İzlediğim videoda gözlediğim bazı belirtilerden yola çıkarak
solunum havasında bulunan bir zararlı etken -dolayısıyla gaz
yapısında ve solunum yoluyla alınabilen- bir kimyasal madde
varlığından söz ediyorum. Bu kimyasal maddenin o solunum havasına
nasıl karıştığı, ne tür bir madde olduğu, yasaklanmış kimyasal
silahlardan olup olmadığı ve öyle olduğu kanıtlanırsa kim/ler
tarafından kullanıldığı etkili bir soruşturma ve tıbbi belgeleme
ile ortaya konabilir.
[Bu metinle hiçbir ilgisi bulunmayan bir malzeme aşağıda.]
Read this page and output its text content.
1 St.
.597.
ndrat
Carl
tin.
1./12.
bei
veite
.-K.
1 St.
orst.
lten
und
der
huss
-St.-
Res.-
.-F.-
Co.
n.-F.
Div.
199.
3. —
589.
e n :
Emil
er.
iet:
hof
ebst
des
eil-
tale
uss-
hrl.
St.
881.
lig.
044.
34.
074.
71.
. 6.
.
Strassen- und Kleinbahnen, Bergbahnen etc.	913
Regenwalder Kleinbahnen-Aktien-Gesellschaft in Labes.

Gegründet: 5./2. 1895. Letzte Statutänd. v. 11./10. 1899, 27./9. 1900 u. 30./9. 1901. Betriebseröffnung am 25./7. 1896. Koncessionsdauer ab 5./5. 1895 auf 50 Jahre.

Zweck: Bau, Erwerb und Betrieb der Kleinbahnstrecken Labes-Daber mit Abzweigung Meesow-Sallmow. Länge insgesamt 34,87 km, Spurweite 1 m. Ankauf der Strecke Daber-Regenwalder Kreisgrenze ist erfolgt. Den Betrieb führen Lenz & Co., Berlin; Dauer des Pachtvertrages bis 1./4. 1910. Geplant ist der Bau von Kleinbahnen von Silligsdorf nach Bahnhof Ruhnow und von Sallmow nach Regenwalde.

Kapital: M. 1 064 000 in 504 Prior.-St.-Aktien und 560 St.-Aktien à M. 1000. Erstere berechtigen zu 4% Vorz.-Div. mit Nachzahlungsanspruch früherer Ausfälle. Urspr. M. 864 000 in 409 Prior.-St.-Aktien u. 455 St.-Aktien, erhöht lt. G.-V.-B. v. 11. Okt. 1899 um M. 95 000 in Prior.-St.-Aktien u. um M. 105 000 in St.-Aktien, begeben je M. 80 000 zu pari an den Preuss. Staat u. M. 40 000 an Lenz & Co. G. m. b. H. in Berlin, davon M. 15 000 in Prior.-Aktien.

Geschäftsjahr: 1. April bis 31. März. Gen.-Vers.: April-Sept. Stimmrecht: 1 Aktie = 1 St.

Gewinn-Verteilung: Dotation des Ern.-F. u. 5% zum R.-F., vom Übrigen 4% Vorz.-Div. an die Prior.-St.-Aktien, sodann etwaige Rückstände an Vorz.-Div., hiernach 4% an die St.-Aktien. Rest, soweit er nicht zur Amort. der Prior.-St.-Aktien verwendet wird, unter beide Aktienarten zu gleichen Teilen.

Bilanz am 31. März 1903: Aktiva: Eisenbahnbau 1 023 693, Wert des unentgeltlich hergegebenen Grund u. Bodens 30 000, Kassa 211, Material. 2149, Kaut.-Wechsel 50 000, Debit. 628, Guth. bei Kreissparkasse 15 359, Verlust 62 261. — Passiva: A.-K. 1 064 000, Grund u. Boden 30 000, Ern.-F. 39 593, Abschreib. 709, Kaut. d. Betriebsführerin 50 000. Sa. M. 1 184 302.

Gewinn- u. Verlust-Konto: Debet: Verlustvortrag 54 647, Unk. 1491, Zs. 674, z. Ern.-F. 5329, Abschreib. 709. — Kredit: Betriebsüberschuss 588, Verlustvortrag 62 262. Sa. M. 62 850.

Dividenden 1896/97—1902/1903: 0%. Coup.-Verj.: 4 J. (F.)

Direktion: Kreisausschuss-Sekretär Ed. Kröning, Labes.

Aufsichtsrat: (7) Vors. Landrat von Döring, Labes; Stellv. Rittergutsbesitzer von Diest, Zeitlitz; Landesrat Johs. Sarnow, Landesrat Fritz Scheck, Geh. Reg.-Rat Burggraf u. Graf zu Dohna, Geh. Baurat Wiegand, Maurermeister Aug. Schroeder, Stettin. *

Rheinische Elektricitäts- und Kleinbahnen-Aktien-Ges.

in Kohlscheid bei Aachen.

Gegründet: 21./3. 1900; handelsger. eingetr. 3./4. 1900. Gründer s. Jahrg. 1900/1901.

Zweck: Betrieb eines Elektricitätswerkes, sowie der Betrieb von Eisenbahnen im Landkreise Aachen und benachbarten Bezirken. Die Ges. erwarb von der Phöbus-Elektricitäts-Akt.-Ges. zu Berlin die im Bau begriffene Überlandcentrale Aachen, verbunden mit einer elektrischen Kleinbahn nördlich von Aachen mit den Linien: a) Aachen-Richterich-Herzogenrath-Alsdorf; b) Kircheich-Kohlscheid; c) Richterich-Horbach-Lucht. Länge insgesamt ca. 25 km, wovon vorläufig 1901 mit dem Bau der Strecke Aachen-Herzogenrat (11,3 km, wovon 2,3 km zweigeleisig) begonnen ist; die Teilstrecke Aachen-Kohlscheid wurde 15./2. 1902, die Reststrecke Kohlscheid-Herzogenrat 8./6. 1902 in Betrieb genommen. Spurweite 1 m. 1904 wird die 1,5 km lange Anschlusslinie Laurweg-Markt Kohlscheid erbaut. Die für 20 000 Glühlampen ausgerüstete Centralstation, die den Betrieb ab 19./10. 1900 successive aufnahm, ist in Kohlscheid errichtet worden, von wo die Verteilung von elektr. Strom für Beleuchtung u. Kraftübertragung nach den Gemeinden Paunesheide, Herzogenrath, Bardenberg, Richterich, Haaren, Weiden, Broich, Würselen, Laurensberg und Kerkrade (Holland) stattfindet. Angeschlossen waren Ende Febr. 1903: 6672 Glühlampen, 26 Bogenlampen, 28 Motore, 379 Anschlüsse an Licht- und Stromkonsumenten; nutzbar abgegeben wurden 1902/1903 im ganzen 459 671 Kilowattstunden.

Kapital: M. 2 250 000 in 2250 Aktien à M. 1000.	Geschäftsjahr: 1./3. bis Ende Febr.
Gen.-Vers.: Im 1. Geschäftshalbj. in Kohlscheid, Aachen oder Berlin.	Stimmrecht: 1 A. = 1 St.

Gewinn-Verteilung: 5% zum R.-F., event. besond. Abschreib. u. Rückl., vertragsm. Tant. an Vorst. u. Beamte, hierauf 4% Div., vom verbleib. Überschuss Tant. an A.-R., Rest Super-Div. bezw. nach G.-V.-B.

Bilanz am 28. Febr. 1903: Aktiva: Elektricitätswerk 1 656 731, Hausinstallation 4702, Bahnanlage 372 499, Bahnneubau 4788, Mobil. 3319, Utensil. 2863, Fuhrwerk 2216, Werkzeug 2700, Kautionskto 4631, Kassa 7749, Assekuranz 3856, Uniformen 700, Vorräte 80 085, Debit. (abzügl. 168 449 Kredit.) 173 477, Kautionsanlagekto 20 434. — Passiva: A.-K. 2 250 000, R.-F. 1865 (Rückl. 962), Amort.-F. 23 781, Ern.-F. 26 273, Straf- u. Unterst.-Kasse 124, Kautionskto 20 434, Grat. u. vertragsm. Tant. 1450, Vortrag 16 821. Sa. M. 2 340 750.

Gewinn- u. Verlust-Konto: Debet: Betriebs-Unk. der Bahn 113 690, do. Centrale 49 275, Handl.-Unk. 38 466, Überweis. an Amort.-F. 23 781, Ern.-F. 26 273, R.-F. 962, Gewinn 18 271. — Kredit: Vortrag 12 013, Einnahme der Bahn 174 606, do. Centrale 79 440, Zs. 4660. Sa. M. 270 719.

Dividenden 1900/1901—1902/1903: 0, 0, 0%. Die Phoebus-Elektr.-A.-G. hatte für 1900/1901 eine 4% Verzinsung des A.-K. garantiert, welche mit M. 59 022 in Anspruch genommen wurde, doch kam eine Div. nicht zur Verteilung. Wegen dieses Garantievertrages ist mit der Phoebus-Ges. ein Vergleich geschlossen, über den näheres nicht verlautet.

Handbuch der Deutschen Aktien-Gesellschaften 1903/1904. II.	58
Ben de kimyasal gazı düşündüren belirtiler ve
kimyasal silah iddiaları nedeniyle uluslararası sözleşmelere göre
yapılması gerekenleri aktarıyorum canlı yayında.
Gözlediğim belirtilerin tıbbi
değerlendirmesi bilimsel olarak tartışılabilir. Ancak suça
dönüştürme çabası bilimsel özgürlük adına çok tehlikelidir. Sevgili
Onur Hamzaoğlu’nun Dilovası’na dair bilimsel değerlendirmesine
yönelik yapılanlar ya da işkence uygulamasına dair tıbbi
değerlendirmelerimin görevden alınma, cezalandırılma çabaları gibi.
Bu tutum insanlığın gelişimine katkı sunma çabası içindeki bilimsel
araştırmaların da yönünü değiştirme riski
taşır.”
TEK CÜMLEYLE:
- Zafer Parti’sinden Adem Taşkaya’nın sosyal medyada hedef
gösterdiği Jiyan Tosun için Türkiye gazetesi de “Bombayı
Diyarbakır nüfusuna kayıtlı kadın avukat J.T.’nin bıraktığı öne
sürüldü” ve “Cumartesi Anneleri eyleminin sembollerinden” diye
yazdı ama suçlama yalan çıkınca düzeltmedi, özür de
dilemedi.
- Milliyet gazetesi, Tarkan, Hadise, Özcan Deniz gibi
sanatçıların “yeni yıl sahne fiyatlarını” artırmalarını, ortada bir
çatışma varmış gibi “Sahne savaşı” başlığıyla haber yaptı.
- Yeni Şafak, Adalet Bakanı Bozdağ’ın "Fethullah Gülen'e
çete diyemezsiniz" sözleriyle ilgili tartışmayı, bu sözlere
hiç değinmeden “FETÖ’yü yargıdan silen adamım” diye yazdı.
- Sözcü’nün, “Tandır cinayeti faillerinin beraat kararı
onandı” başlığıyla duyurduğu davada iki sanığın mahkumiyeti
onanmıştı, beraat eden sadece bir kişiydi.
- İnternet Haber sitesi, Show TV ana
haberdeki “Damacana suya zam üstüne zam! En ucuzu 40 liraya
dayandı” haberini, muhabir Kemal Akagündüz’ün anonsu da dahil olmak
üzere aynen kopyaladı ve kaynak da göstermedi.
- Sözcü, “Mersin’de provokasyon: Alevilerin evleri
işaretlendi” haberinde olayın yaşandığı sitenin adresi, adı ve
bloku ile birlikte hedef alınan kişilerin isimlerini kodlayarak
yayımladı.
- CHP Genel Başkanı Kılıçdaroğlu’nun Kasım ayında program
açıklamayla ilgili sözlerini çarpıtan Yeni Akit,
Kılıçdaroğlu’nun İstiklal Caddesi’nde bomba patlatan terörist ile
birlikte karikatürünü de yayımladı.
- Fatih Altaylı, Habertürk’teki programında HAYTAP
Başkanı Ahmet Kemal Şenpolat’ın sözlerini “Burası size özel program
değil. Beni delirtmeyin lütfen. Geldiniz car car car
konuşuyorsunuz. Bir konuk daha var” diye kaba bir üslupla
kesti.
- Akşam’ın “Yolcunun bavulundan ölümcül virüs çıktı”
başlıklı haberi aslında bir valizden çıkanların “virüs şüphesi” ile
incelemeye gönderilmesini içeriyordu.